De tanto aferrarse a la nebulosa de lo impronunciable, las palabras se vuelven vómito. Impiden el paso de todo lo que fluía antes, de las palabras correctas. Se vuelven, de pronto, vidrios estrellados, y caen sobre heridas que no son suyas.
Son palabras volcánicas que se regurgitan para convertir al mundo en vastos territorios de piedras negras, congeladas en furia inerte. Náuseas necias, que los días escupen al balde del alma, dejando un olor espiral que de pronto te toma, te eleva cual trofeo para girar en su locura de inercias y caídas que te llenan de nuevo la garganta del líquido fétido de palabra que no se entrega.
Y en un intento por salvarte de la asfixia, te golpeas contra las paredes de la lengua, de la lingüística, de los símbolos compartidos. Y crees que haces poesía, aunque en realidad estés luchando, y con las uñas te desgarres la garganta,hasta liberarla del vomito impronunciable… El resultado nunca es reparador.

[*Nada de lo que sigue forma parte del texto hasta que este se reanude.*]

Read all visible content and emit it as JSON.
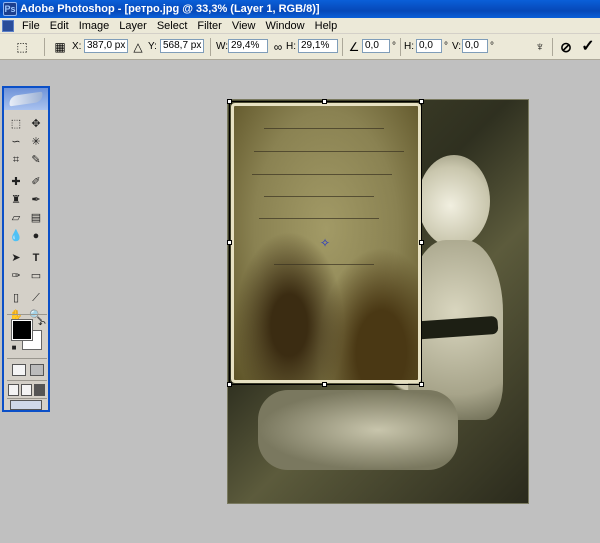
{
  "titlebar": {
    "title": "Adobe Photoshop - [ретро.jpg @ 33,3% (Layer 1, RGB/8)]"
  },
  "menu": {
    "items": [
      "File",
      "Edit",
      "Image",
      "Layer",
      "Select",
      "Filter",
      "View",
      "Window",
      "Help"
    ]
  },
  "options": {
    "x_label": "X:",
    "x_value": "387,0 px",
    "y_label": "Y:",
    "y_value": "568,7 px",
    "w_label": "W:",
    "w_value": "29,4%",
    "h_label": "H:",
    "h_value": "29,1%",
    "angle_value": "0,0",
    "angle_unit": "°",
    "hskew_label": "H:",
    "hskew_value": "0,0",
    "hskew_unit": "°",
    "vskew_label": "V:",
    "vskew_value": "0,0",
    "vskew_unit": "°"
  },
  "icons": {
    "cancel": "cancel-transform-icon",
    "commit": "commit-transform-icon"
  }
}
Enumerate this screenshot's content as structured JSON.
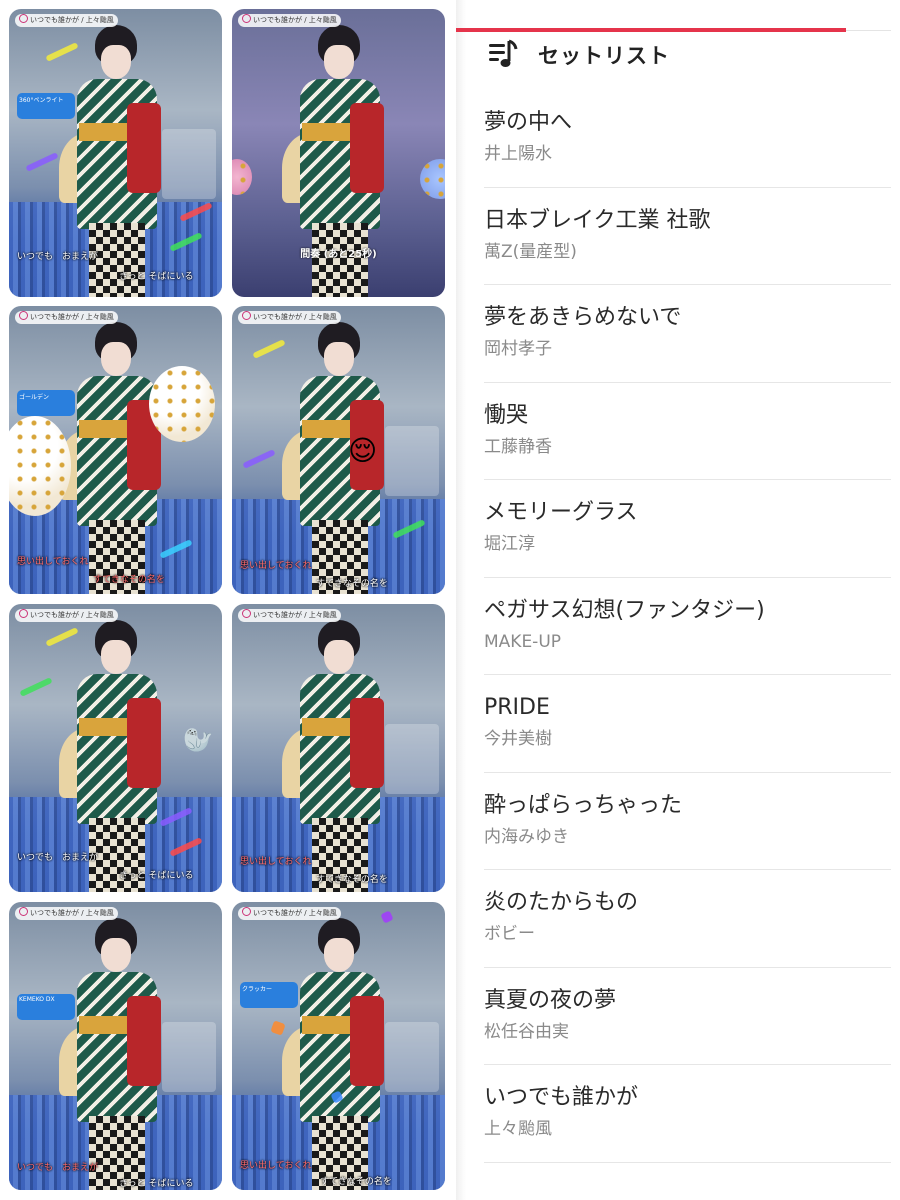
{
  "thumbnails": [
    {
      "chip": "いつでも誰かが / 上々颱風",
      "caption1": "いつでも　おまえが",
      "caption2": "きっと そばにいる",
      "notice": "360°ペンライト"
    },
    {
      "chip": "いつでも誰かが / 上々颱風",
      "interlude": "間奏 (あと25秒)"
    },
    {
      "chip": "いつでも誰かが / 上々颱風",
      "caption1": "思い出しておくれ",
      "caption2": "すてきなその名を",
      "notice": "ゴールデン"
    },
    {
      "chip": "いつでも誰かが / 上々颱風",
      "caption1": "思い出しておくれ",
      "caption2": "すてきなその名を"
    },
    {
      "chip": "いつでも誰かが / 上々颱風",
      "caption1": "いつでも　おまえが",
      "caption2": "きっと そばにいる"
    },
    {
      "chip": "いつでも誰かが / 上々颱風",
      "caption1": "思い出しておくれ",
      "caption2": "すてきなその名を"
    },
    {
      "chip": "いつでも誰かが / 上々颱風",
      "caption1": "いつでも　おまえが",
      "caption2": "きっと そばにいる",
      "notice": "KEMEKO DX"
    },
    {
      "chip": "いつでも誰かが / 上々颱風",
      "caption1": "思い出しておくれ",
      "caption2": "すてきなその名を",
      "notice": "クラッカー"
    }
  ],
  "setlist": {
    "title": "セットリスト",
    "songs": [
      {
        "title": "夢の中へ",
        "artist": "井上陽水"
      },
      {
        "title": "日本ブレイク工業 社歌",
        "artist": "萬Z(量産型)"
      },
      {
        "title": "夢をあきらめないで",
        "artist": "岡村孝子"
      },
      {
        "title": "慟哭",
        "artist": "工藤静香"
      },
      {
        "title": "メモリーグラス",
        "artist": "堀江淳"
      },
      {
        "title": "ペガサス幻想(ファンタジー)",
        "artist": "MAKE-UP"
      },
      {
        "title": "PRIDE",
        "artist": "今井美樹"
      },
      {
        "title": "酔っぱらっちゃった",
        "artist": "内海みゆき"
      },
      {
        "title": "炎のたからもの",
        "artist": "ボビー"
      },
      {
        "title": "真夏の夜の夢",
        "artist": "松任谷由実"
      },
      {
        "title": "いつでも誰かが",
        "artist": "上々颱風"
      }
    ]
  },
  "colors": {
    "accent": "#e5344b",
    "title_text": "#2a2a2a",
    "artist_text": "#8a8a8a",
    "divider": "#e6e6e6"
  }
}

El poema nunca es alivio, es solo diálogo con la parte muda de las cosas y de ti mismo, que se retuerce, hecha charcos hondos de sangre sobre la que agonizan cosas, partes tuyas irreconocibles.
Qué triste es escribir poesía sagrada, horror de puros y minimalistas, que dibujan sus almas con trazos firmes y elegantes, con colores lisos y sedosos, mansos en la ira, en el deseo.
La poesía transgrede y agrede los horizontes limpios; llega cual nube de cenizas, relámpagos, caos, derrumbes, allí a donde la anestesia lustraba senderos; embarnecía puentes; inauguraba sonrisas vueltas estatuas. Ahí llega la poesía, a la cabeza del apocalipsis, con melena de palabras retorcidas, alargadas, torturadas.
En el mundo donde el silencio es refugio y las palabras son asépticas, la poesía es amenaza. Dejó de lado sus alas doradas y líricas. Se masticó a sí misma, se mordió los labios hasta tragarlos. Se negó siete veces, y se convirtió en demonio, en el vómito de una sociedad atragantada.